Friday, May 29, 2009

Soon.




Soon my husband will be deploying to Afghanistan, commanding his firefighter company. This picture is from the deployment ceremony today.

Soon the kids and I will have to miss our favorite guy for an entire year. Soon he will be in a country far away, shouldering intense responsibility, seeing and facing things most of us will likely only ever imagine, if that's even possible for us.

Soon the equipment will ship out and we'll update our wills, get special powers of attorneys, contact our bank and credit cards about the deployment, complete last minute tasks around the house, and do all the things we have to do as a family and as a couple to be ready for this deployment.

Soon we'll have two precious weeks of block leave (vacation) together. We will take many, many pictures and smile many, many smiles and enjoy every minute of it.

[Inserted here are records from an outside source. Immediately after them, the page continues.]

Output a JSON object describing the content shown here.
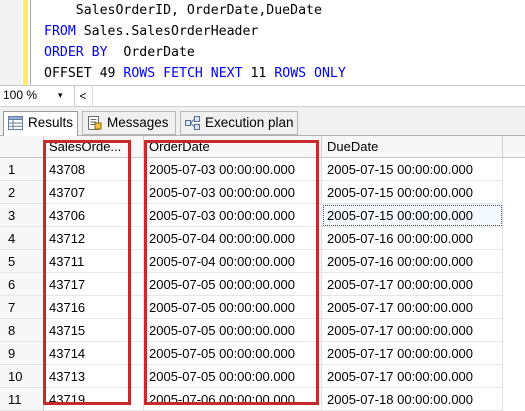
{
  "editor": {
    "lines": [
      {
        "parts": [
          {
            "t": "    SalesOrderID, OrderDate,DueDate",
            "c": ""
          }
        ]
      },
      {
        "parts": [
          {
            "t": "FROM",
            "c": "kw"
          },
          {
            "t": " Sales.SalesOrderHeader",
            "c": ""
          }
        ]
      },
      {
        "parts": [
          {
            "t": "ORDER BY",
            "c": "kw"
          },
          {
            "t": "  OrderDate",
            "c": ""
          }
        ]
      },
      {
        "parts": [
          {
            "t": "OFFSET",
            "c": ""
          },
          {
            "t": " 49 ",
            "c": ""
          },
          {
            "t": "ROWS",
            "c": "kw"
          },
          {
            "t": " ",
            "c": ""
          },
          {
            "t": "FETCH",
            "c": "kw"
          },
          {
            "t": " ",
            "c": ""
          },
          {
            "t": "NEXT",
            "c": "kw"
          },
          {
            "t": " 11 ",
            "c": ""
          },
          {
            "t": "ROWS",
            "c": "kw"
          },
          {
            "t": " ",
            "c": ""
          },
          {
            "t": "ONLY",
            "c": "kw"
          }
        ]
      }
    ]
  },
  "zoom": {
    "value": "100 %"
  },
  "tabs": [
    {
      "label": "Results",
      "icon": "results-grid-icon",
      "active": true
    },
    {
      "label": "Messages",
      "icon": "messages-icon",
      "active": false
    },
    {
      "label": "Execution plan",
      "icon": "execution-plan-icon",
      "active": false
    }
  ],
  "grid": {
    "columns": [
      "",
      "SalesOrde...",
      "OrderDate",
      "DueDate"
    ],
    "rows": [
      [
        "1",
        "43708",
        "2005-07-03 00:00:00.000",
        "2005-07-15 00:00:00.000"
      ],
      [
        "2",
        "43707",
        "2005-07-03 00:00:00.000",
        "2005-07-15 00:00:00.000"
      ],
      [
        "3",
        "43706",
        "2005-07-03 00:00:00.000",
        "2005-07-15 00:00:00.000"
      ],
      [
        "4",
        "43712",
        "2005-07-04 00:00:00.000",
        "2005-07-16 00:00:00.000"
      ],
      [
        "5",
        "43711",
        "2005-07-04 00:00:00.000",
        "2005-07-16 00:00:00.000"
      ],
      [
        "6",
        "43717",
        "2005-07-05 00:00:00.000",
        "2005-07-17 00:00:00.000"
      ],
      [
        "7",
        "43716",
        "2005-07-05 00:00:00.000",
        "2005-07-17 00:00:00.000"
      ],
      [
        "8",
        "43715",
        "2005-07-05 00:00:00.000",
        "2005-07-17 00:00:00.000"
      ],
      [
        "9",
        "43714",
        "2005-07-05 00:00:00.000",
        "2005-07-17 00:00:00.000"
      ],
      [
        "10",
        "43713",
        "2005-07-05 00:00:00.000",
        "2005-07-17 00:00:00.000"
      ],
      [
        "11",
        "43719",
        "2005-07-06 00:00:00.000",
        "2005-07-18 00:00:00.000"
      ]
    ],
    "selected_cell": {
      "row": 3,
      "column": 4
    }
  },
  "colors": {
    "keyword": "#0000ff",
    "highlight_box": "#c62a2f",
    "change_bar": "#ffee62"
  }
}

Soon the kids will get clingy and sad. Soon they will each get a calendar so that they can count down the days of deployment and they will break out their letter writing kits. Soon they will need to creep into the bed I'm sleeping in alone to snuggle more and more. They will help me fill boxes for their dad, filled with colored pictures and notes and photos and small trinkets they want to share with him. We will all go the post office, fill out the overseas shipping forms, tape the box up, and send it very far away. We will imagine the sand in that very old place, wonder how the air smells there.

Soon I will cook smaller dinners. And frankly, probably get Subway more often. Soon, in the stress of the final few weeks, I will wish he would just leave already, so we can get on with getting by and waiting for him to come home. I will call my fellow army wives, my very dear friends, and they will know exactly what I mean and how I feel. Because they are feeling it or have felt it too. We will go to the gym together and joke about how the junk in our trunk will look SO HOT when the guys get back. We will split a bottle of wine. I will remember again and again why I am so grateful to have them in my life, why if anyone asks for my advice, I always tell them not to move home for deployments. You can't get this back in your civilian hometown.

Soon what I put in this blog will feel more like a love letter. A letter to my husband far away, sharing parts of our days and hoping he feels part of them. A letter to my kids, remembering all those little moments that fly by so quickly. A letter to myself, being present in the fresh page of every day. A letter to anyone else reading, because what we share always has a way of meaning something to someone else.

Soon.

2 comments:

Lindsay said...

wow. that was a great post albeit sad. Feeling a little in awe and certainly grateful for the service some do.

Eren said...

Oh girl...you know I know how you feel. We'll be headed there in early Oct. But I am always eternally mindful that we only have to do 6 mo. and not an entire year (or 18 mo.) Much love to you during the adjustment.